OK, so a quick appraisal of the article then (these are just my thoughts and interpretations);
  • The initial proposal came from the commission as a Health and Safety proposal. The WTD does of course cover both social and Health and Safety policies. It's not clear how the initial proposal was decided to be one or the other. I have managed to find the original transmission to the Council of Ministers here - https://eur-lex.europa.eu/legal-cont...PC0317&from=EN
  • Including 'on call' time in the working hours is a tough one. Ideally, I would pro rate the 'on call' hours but what fraction would you assign to this on call time? Being able to pick up the phone to answer a quick question requires a whole different level of commitment to being ready to perform emergency surgery for example. Who decides the on call fraction?
  • The aim to try and enforce the WTD on a 'per person' rather than 'per contract' by the commission during the attempted reviewing of the directive would have reinforced this as an H&S directive
  • A 'per contract' enforcement of the WTD is more favourable to highly collective labour forces such as Germany and France, hence the feedback from consultations of works councils and lack of overall agreement on the setup of the WTD
  • Like many EU directives, the WTD is a bit of a fudge, balancing local customs and the need for harmonisation. The 'fudging' allowed a number of opt outs that have been used to a greater or lesser extent by member states and some of these have needed reinterpretation by CJEU

Having to need the courts to refine laws is of course nothing new. From that paper, it does look like the WTD is a pretty 'loose' law, needing quite a lot of judicial clarification. However, I don't know if this is a normal level of intervention for EU or UK laws to be honest and it would be interesting to find out.
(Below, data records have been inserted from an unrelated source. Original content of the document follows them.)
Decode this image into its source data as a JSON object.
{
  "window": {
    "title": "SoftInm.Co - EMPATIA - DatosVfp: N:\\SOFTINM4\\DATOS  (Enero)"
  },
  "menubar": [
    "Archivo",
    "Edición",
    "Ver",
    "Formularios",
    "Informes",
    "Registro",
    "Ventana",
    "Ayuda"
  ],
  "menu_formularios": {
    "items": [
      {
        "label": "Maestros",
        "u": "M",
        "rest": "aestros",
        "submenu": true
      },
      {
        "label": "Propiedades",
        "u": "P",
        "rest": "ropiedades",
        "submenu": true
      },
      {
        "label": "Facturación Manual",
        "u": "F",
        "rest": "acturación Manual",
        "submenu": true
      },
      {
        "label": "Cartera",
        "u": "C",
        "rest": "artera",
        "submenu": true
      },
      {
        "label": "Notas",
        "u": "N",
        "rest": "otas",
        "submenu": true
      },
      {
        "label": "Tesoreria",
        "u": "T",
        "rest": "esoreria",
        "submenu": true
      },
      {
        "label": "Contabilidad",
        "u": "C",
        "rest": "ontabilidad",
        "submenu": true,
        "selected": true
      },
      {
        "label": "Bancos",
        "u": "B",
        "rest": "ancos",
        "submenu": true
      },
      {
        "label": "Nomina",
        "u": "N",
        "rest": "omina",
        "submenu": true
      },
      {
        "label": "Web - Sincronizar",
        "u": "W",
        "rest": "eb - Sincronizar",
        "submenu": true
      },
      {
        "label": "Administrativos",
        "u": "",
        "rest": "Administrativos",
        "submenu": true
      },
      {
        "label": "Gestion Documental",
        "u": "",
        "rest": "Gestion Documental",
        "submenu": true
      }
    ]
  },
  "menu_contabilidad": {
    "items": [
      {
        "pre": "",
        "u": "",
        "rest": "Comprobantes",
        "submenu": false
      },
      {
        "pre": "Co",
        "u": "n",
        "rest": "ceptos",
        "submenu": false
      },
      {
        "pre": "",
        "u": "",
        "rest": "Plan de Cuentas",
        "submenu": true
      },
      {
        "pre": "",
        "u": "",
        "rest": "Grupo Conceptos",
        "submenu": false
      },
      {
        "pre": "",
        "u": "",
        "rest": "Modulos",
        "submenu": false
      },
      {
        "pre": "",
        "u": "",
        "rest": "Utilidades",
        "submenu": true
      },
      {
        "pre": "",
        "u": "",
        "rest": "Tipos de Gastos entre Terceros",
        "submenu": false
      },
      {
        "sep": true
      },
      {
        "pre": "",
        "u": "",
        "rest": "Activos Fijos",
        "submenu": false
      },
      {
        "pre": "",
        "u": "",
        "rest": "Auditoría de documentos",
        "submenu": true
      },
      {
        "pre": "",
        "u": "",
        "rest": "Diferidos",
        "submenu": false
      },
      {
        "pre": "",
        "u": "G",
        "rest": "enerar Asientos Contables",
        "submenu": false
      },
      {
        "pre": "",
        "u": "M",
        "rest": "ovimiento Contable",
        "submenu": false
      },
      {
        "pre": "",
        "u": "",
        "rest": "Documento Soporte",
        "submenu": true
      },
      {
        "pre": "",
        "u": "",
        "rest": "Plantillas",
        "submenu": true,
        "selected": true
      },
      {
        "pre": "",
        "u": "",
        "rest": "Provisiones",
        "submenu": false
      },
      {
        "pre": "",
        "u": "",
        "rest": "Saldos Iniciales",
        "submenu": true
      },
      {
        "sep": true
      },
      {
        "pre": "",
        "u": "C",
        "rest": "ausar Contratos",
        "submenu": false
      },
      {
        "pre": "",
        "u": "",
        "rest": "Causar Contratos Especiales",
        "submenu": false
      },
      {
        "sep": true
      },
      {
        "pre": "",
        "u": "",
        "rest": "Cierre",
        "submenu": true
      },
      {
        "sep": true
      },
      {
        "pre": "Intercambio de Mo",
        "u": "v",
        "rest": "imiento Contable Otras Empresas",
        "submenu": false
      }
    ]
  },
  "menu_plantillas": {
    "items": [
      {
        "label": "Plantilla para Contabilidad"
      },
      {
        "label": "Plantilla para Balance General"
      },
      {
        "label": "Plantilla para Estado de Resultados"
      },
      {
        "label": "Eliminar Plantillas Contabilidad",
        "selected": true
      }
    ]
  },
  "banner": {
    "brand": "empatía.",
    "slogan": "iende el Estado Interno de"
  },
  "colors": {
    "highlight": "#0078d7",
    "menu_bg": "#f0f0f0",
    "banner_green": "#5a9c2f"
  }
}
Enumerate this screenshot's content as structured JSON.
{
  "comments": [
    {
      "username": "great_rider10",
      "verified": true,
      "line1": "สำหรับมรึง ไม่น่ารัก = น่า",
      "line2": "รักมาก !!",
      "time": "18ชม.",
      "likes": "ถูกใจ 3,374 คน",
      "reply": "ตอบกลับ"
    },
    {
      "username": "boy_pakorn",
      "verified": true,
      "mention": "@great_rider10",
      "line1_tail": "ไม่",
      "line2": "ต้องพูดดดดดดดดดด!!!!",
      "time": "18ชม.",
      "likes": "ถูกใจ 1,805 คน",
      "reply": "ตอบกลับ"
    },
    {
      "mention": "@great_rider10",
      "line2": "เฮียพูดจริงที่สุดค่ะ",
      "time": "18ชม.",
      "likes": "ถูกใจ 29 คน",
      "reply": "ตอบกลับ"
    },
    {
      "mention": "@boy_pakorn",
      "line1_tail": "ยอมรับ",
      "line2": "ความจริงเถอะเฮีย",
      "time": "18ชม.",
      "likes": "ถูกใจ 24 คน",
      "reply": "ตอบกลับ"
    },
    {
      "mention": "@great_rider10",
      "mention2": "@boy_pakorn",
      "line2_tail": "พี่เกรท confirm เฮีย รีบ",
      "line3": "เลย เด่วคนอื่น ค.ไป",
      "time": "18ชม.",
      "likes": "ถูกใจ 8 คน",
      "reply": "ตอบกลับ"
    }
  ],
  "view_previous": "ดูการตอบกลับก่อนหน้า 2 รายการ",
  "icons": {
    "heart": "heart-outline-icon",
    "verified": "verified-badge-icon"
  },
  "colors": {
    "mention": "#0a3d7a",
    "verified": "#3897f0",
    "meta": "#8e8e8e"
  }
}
---------- Post added at 10:42 ---------- Previous post was at 10:33 ----------



I still haven't found evidence that the French were responsible for making this an H&S directive rather than a social one. I have only found the original proposal from the commission where it was already an H&S one. Was it at the Commission level? Assuming it was in the Second College of the Delors Commission, the commissioner in charge of Employment, Social Affairs and Inclusion was Vasso Papandreou from Greece
More to do with nmw rather than wtd but Whittlestone v BJP Home Support Ltd is the case law you need. Basically a care worker on duty overnight was to be paid even if sleeping as they were required to be on duty. By the same process the wtd would therefore also apply.